Thursday, August 7, 2008

ode to tickled pink





It’s one of my good friends’ birthday today. She goes by a lot of moniker: Cha, Chachi, Chachikibuta, and, er, Czarmel. But to me she’ll always be friendship. Yes, we’ve learned to call each other “friendship” over the years, no matter how bakya it may sound. For me, she really epitomizes what friendship is all about – giving, understanding, sacrificing, loving beyond borders.

Let me tell you about how our friendship started.

Well, as early as 5th grade (gee, that was many moons ago!), we were already classmates. We belong in the same row as we were alphabetically arranged by surname – she, Cruz, and me, del Rosario. For some strange reason, perhaps we being childish and all, we started “fighting.” I really can’t quite recall what started it, but what we’re sure of is that pareho kaming maldita at such a young age!

And then we met again in sophomore year. This time, we’ve formed allies with the rest of the girls whom we know we’ll be friends with for a long time. There was me, Cha, Mikhai, Janice, Aissa, Oss, Tatinne, Cathy (oh, no, I think I missed someone). We would always hang out to our house in Paco to swap stories, pig out on junk food and to basically bum around. We all shared stories about our crushes (si Jay!!!) and we would mock some of our classmates and teachers (mean girls forevah!).

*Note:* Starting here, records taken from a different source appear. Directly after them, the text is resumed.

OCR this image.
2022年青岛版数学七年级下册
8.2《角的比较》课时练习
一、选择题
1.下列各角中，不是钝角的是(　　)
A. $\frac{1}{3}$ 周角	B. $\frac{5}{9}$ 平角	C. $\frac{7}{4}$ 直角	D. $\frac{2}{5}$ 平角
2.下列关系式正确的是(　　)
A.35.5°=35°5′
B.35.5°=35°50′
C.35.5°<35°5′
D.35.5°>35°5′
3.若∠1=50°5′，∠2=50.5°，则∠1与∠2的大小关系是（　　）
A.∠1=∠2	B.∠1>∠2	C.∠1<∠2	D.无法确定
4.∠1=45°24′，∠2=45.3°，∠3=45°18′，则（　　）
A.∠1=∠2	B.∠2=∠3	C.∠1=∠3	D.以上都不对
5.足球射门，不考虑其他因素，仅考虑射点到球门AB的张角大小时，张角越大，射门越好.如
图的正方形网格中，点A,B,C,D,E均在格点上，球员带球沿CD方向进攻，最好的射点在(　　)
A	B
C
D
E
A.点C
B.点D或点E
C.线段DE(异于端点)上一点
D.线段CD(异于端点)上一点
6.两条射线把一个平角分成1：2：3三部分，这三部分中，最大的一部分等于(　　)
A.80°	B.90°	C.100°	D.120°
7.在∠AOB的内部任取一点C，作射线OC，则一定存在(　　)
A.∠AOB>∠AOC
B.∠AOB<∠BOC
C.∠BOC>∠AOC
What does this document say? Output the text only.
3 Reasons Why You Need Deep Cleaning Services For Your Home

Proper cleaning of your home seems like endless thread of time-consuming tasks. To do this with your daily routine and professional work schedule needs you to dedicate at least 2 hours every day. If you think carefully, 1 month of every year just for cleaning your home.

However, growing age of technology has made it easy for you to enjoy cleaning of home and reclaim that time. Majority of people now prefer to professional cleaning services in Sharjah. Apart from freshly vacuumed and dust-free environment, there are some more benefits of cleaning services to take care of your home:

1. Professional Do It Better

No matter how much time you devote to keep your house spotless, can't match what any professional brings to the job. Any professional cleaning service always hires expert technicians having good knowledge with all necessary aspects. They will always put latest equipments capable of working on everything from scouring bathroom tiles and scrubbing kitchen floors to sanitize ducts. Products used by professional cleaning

Sad to say, some went their separate ways, yet some remained loyal to the group.

When we reached college, we seldom, if at all, saw each other.

And then we graduated.

We started fulfilling our fantasies to climb up the corporate ladder (until now, it still is a fantasy as we aren’t so high and mighty…yet. We want world domination!).

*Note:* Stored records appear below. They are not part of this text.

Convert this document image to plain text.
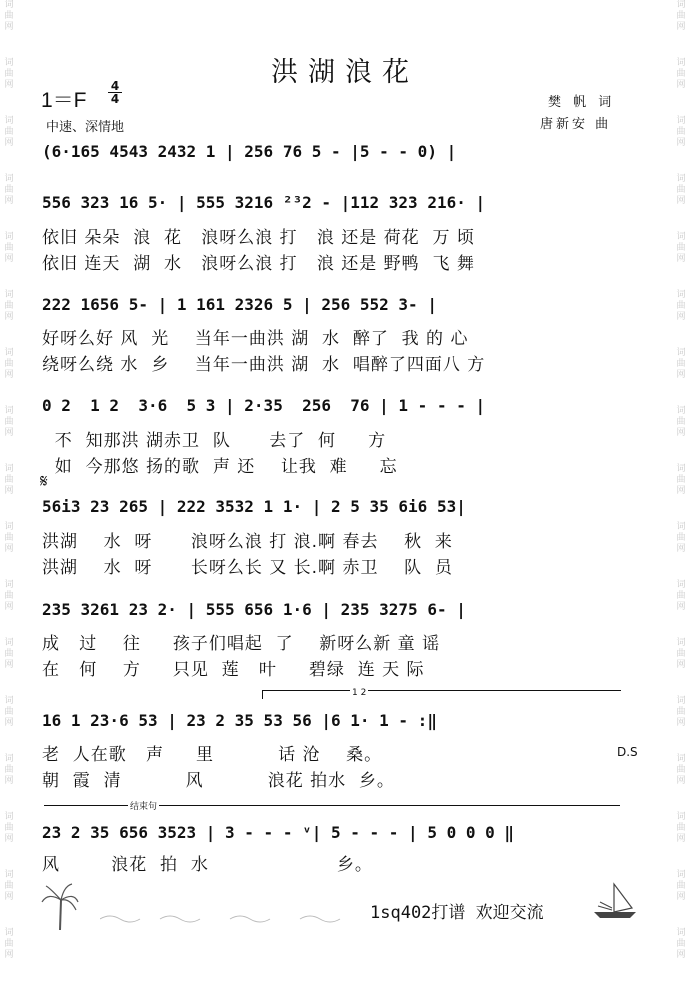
词
曲
网
词
曲
网
词
曲
网
词
曲
网
词
曲
网
词
曲
网
词
曲
网
词
曲
网
词
曲
网
词
曲
网
词
曲
网
词
曲
网
词
曲
网
词
曲
网
词
曲
网
词
曲
网
词
曲
网
词
曲
网
词
曲
网
词
曲
网
词
曲
网
词
曲
网
词
曲
网
词
曲
网
词
曲
网
词
曲
网
词
曲
网
词
曲
网
词
曲
网
词
曲
网
词
曲
网
词
曲
网
词
曲
网
词
曲
网
洪湖浪花
1＝F
4
4
中速、深情地
樊 帆 词
唐新安 曲
(6·165 4543 2432 1 | 256 76 5 - |5 - - 0) |
556 323 16 5· | 555 3216 ²³2 - |112 323 216· |
依旧 朵朵  浪  花   浪呀么浪 打   浪 还是 荷花  万 顷
依旧 连天  湖  水   浪呀么浪 打   浪 还是 野鸭  飞 舞
222 1656 5- | 1 161 2326 5 | 256 552 3- |
好呀么好 风  光    当年一曲洪 湖  水  醉了  我 的 心
绕呀么绕 水  乡    当年一曲洪 湖  水  唱醉了四面八 方
0 2  1 2  3·6  5 3 | 2·35  256  76 | 1 - - - |
不  知那洪 湖赤卫  队      去了  何     方
如  今那悠 扬的歌  声 还    让我  难     忘
𝄋
56i3 23 265 | 222 3532 1 1· | 2 5 35 6i6 53|
洪湖    水  呀      浪呀么浪 打 浪.啊 春去    秋  来
洪湖    水  呀      长呀么长 又 长.啊 赤卫    队  员
235 3261 23 2· | 555 656 1·6 | 235 3275 6- |
成   过    往     孩子们唱起  了    新呀么新 童 谣
在   何    方     只见  莲   叶     碧绿  连 天 际
1 2
16 1 23·6 53 | 23 2 35 53 56 |6 1· 1 - :‖
老  人在歌   声     里          话 沧    桑。	D.S
朝  霞  清          风          浪花 拍水  乡。
结束句
23 2 35 656 3523 | 3 - - - ᵛ| 5 - - - | 5 0 0 0 ‖
风        浪花  拍  水                    乡。
1sq402打谱 欢迎交流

One day, someone invited everyone for some catching up.

It didn’t end there.

We were seeing more and more of each other since then.

I found myself praying and saying thanks to The Man for uniting us again. The challenges we had to face this time are far cry from what we used to battle way back.

Now, we have to wage war against career, family, money, relationships and a whole lot more.

When I was struggling with issues of the heart (you know what, looking back, I find everything so funny. I cringe all the time!), my girls were always there. We were always together every single day. We would drown ourselves with coffee, food, shopping and we would always laugh our hearts out.

Of course, within a group, there will always be little cliques.

In ours, Cha is my clique.

She was sooooo patient in listening to all my rants about life. Ang nakakatawa, we experience almost the same things at the exact same time. That’s why I’m overly thankful for having her in my life. She never passes judgment on me, she even spoils me rotten (in a good way ha?). She says all the right things when I need to hear them. I believe that its God’s way of saying that He is just beside me all the time Chachi as just an instrument. What do you know, she is even my prayer partner. We never fail to say our St. Jude novenas every Thursday.

Since today is a Thursday, and it is your birthday, I pray that you be given impeccable health, bless you with a happy love life really soon, a kick-ass career and may all your prayers be answered. You know you are in my prayers.

Thank you, friendship, for everything. Happy birthday!